15. Limitation of liability
Except for death or personal injury caused by the negligence of the Company, the Company’s aggregate liability to the Buyer howsoever arising whether for negligence, breach of contract, misrepresentation or otherwise shall under no circumstances exceed the cost of the defective, damaged or undelivered Goods which give rise to such liability as determined by the net price invoiced to the Buyer in respect of any occurrence or series of occurrences.
16. Cancellation by the buyer
(The Buyer may cancel or suspend the contract only with the Company’s prior written consent following agreement by the Buyer to reimburse the Company in an amount to be determined by the Company) or (the Buyer may, not later than 3 days before the scheduled delivery date, by written notice, cancel the order for Goods provided that the Buyer shall reimburse the Company for any costs incurred up to the date of receipt of the notice of such cancellation).
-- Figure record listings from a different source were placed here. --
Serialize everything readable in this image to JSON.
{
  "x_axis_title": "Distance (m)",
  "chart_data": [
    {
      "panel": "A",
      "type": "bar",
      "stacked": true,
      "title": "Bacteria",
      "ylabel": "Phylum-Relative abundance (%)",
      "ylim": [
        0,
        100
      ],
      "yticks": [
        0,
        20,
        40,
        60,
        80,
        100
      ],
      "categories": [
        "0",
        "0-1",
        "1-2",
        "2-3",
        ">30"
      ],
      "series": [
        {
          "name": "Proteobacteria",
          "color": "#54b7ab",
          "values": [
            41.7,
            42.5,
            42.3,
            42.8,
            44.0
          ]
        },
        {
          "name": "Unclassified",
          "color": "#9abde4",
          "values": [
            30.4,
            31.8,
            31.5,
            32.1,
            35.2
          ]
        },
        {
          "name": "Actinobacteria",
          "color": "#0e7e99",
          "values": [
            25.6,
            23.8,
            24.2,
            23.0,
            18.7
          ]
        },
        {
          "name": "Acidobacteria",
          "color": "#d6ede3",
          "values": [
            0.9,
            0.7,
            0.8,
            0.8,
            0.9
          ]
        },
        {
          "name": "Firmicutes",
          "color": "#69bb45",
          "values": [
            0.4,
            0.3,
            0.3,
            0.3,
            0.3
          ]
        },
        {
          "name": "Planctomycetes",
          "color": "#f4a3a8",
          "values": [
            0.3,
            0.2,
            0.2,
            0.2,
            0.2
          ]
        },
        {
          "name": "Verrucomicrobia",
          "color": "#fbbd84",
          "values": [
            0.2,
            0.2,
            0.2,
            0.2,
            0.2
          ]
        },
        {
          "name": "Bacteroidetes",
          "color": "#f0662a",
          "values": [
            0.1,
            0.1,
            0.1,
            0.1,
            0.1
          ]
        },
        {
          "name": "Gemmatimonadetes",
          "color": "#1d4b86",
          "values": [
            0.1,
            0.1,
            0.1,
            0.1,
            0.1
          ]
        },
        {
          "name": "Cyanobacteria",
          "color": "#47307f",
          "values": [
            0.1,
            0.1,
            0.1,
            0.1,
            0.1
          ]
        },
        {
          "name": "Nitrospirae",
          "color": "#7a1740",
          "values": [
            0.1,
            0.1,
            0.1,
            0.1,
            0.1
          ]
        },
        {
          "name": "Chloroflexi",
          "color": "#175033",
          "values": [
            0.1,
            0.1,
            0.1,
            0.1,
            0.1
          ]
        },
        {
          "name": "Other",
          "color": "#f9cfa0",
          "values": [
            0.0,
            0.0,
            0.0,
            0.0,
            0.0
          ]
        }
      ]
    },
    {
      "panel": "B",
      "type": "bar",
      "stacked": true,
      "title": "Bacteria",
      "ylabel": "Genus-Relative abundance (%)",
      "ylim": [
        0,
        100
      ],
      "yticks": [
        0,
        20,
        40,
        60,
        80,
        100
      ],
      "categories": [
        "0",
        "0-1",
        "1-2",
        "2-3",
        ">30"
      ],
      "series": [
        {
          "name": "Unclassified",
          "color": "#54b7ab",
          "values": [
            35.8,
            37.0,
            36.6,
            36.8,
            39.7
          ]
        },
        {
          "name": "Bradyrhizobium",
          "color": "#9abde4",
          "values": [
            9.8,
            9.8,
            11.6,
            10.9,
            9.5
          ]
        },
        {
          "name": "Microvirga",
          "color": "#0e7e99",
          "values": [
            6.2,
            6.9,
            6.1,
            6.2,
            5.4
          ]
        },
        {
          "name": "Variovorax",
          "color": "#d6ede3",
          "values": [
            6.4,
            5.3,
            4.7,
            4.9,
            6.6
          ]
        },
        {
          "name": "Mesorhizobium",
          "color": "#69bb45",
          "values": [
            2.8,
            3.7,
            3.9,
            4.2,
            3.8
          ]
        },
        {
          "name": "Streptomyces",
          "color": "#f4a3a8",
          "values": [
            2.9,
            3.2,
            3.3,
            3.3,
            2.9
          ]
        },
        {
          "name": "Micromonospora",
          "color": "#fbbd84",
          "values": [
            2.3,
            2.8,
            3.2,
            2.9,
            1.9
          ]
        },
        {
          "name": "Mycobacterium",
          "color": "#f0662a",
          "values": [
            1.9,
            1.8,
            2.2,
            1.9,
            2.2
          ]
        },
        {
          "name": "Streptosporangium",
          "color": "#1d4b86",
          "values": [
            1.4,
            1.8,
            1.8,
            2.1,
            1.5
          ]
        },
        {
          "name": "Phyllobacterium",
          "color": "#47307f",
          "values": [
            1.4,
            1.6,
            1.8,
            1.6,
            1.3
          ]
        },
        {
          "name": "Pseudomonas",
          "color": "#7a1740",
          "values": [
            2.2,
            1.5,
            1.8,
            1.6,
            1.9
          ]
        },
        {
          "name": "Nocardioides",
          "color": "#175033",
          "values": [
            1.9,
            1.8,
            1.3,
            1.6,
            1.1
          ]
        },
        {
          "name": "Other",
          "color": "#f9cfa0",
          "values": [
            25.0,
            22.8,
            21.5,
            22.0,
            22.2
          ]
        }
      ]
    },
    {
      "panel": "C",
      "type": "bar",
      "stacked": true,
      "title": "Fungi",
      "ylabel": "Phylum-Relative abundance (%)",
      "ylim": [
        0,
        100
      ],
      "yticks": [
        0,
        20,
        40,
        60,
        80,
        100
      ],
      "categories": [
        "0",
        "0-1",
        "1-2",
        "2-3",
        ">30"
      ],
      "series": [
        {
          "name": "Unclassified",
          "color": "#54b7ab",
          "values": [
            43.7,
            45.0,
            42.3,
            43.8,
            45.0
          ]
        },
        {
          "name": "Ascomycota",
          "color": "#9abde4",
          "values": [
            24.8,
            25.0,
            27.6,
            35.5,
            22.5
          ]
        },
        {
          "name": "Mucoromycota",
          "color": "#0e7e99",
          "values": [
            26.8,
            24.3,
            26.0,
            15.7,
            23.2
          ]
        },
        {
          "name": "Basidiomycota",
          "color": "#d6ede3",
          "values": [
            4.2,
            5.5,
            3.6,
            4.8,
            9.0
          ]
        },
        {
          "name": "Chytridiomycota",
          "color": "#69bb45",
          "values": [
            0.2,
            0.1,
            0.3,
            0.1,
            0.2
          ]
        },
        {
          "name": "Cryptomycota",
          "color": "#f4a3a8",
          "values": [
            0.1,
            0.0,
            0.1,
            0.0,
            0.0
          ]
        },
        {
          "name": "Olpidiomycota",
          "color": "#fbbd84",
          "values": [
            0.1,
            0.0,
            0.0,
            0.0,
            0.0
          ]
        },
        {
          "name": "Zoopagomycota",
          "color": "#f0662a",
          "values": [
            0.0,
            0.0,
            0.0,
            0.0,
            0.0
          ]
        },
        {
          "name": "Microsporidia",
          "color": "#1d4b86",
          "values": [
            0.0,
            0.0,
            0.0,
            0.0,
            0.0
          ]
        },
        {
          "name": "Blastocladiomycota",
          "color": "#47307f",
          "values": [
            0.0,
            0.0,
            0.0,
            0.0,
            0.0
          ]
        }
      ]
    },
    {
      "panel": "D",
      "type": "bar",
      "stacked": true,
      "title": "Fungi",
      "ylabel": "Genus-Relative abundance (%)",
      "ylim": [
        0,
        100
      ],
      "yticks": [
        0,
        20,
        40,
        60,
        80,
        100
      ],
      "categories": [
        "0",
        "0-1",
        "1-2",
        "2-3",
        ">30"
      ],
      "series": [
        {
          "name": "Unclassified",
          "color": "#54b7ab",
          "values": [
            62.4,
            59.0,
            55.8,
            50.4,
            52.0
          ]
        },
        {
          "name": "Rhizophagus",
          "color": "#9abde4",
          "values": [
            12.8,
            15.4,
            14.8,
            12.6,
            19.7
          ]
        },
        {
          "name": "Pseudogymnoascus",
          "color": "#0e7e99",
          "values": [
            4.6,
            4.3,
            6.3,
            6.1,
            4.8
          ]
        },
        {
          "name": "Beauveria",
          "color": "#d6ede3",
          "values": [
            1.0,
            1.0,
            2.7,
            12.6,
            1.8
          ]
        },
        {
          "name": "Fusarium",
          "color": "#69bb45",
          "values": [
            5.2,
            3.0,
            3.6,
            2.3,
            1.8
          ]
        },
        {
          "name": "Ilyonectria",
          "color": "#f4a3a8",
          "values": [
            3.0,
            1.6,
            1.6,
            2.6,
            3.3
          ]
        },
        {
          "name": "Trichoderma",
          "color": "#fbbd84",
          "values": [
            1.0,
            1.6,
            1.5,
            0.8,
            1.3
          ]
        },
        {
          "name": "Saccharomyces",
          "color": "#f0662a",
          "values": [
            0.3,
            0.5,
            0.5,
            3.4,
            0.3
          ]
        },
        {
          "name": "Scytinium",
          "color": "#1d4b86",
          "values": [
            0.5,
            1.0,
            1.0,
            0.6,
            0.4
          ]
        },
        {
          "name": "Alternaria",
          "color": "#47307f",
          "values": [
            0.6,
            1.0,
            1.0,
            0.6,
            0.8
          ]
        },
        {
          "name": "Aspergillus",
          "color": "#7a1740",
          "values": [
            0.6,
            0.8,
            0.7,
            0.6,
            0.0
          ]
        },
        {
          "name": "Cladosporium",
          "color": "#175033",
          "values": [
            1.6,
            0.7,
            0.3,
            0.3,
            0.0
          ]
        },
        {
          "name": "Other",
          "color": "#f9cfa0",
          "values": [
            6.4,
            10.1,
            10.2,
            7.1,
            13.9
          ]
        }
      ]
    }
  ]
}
17. Termination by the company
The Company shall (without prejudice to any of its other rights hereunder) be entitled to terminate any contract forthwith by written notice to the Buyer if the Buyer shall:
a) Become insolvent
b) Fail to pay any amounts falling due (whether under these conditions or otherwise) to the Company within 30 days of the date payment is due.
c) Have a Receiver appointed
d) Pass a resolution for winding-up (other than for purposes of reconstruction or amalgamation)
e) Commit a breach of any term of the contract or any other contract with the Company.
18. Force majeure
If the commencement, continuation or complete performance by the Company of its obligations under this contract is prevented, hindered, delayed or rendered uneconomic by reason of force majeure then the Company shall not be responsible to the Buyer for any loss or damage incurred or sustained by the Buyer as a result. For the purpose of this condition, the term Force Majeure shall include any factor affecting the performance of this contract attributable to acts, events, non-happenings, omissions or incidents beyond the reasonable control of the Company and, in particular, (but without limiting the generality of the foregoing), the following, namely: strikes, lock-outs, riots, civil revolution, war, state of national emergency of governmental action, trade dispute or labour disturbance, accident, break down of plant or machinery, difficulty or increased expense in obtaining workmen, materials or transport, fire, explosion, storm, flood, earthquake or other natural physical disaster or circumstances affecting the supply of the Goods (or the raw materials therefore) by a Company’s normal source of supply or the delivery of the Goods by the Company’s normal route or means of delivery.
19. Import licences
The Buyer’s order must specify the number, date of expiry and value of any necessary Import Licence.
Any notice hereunder shall be deemed to have been given if sent by pre-paid, first class post, telex or facsimile to the party concerned at its last known address. Notices sent by first-class post shall be deemed to have been given 7 days after dispatch and notices sent by telex or facsimile shall be deemed to have given on the date of dispatch.
All contracts made with the Company shall be governed by and construed according to the laws of England and the parties hereby submit to the jurisdiction of the English courts.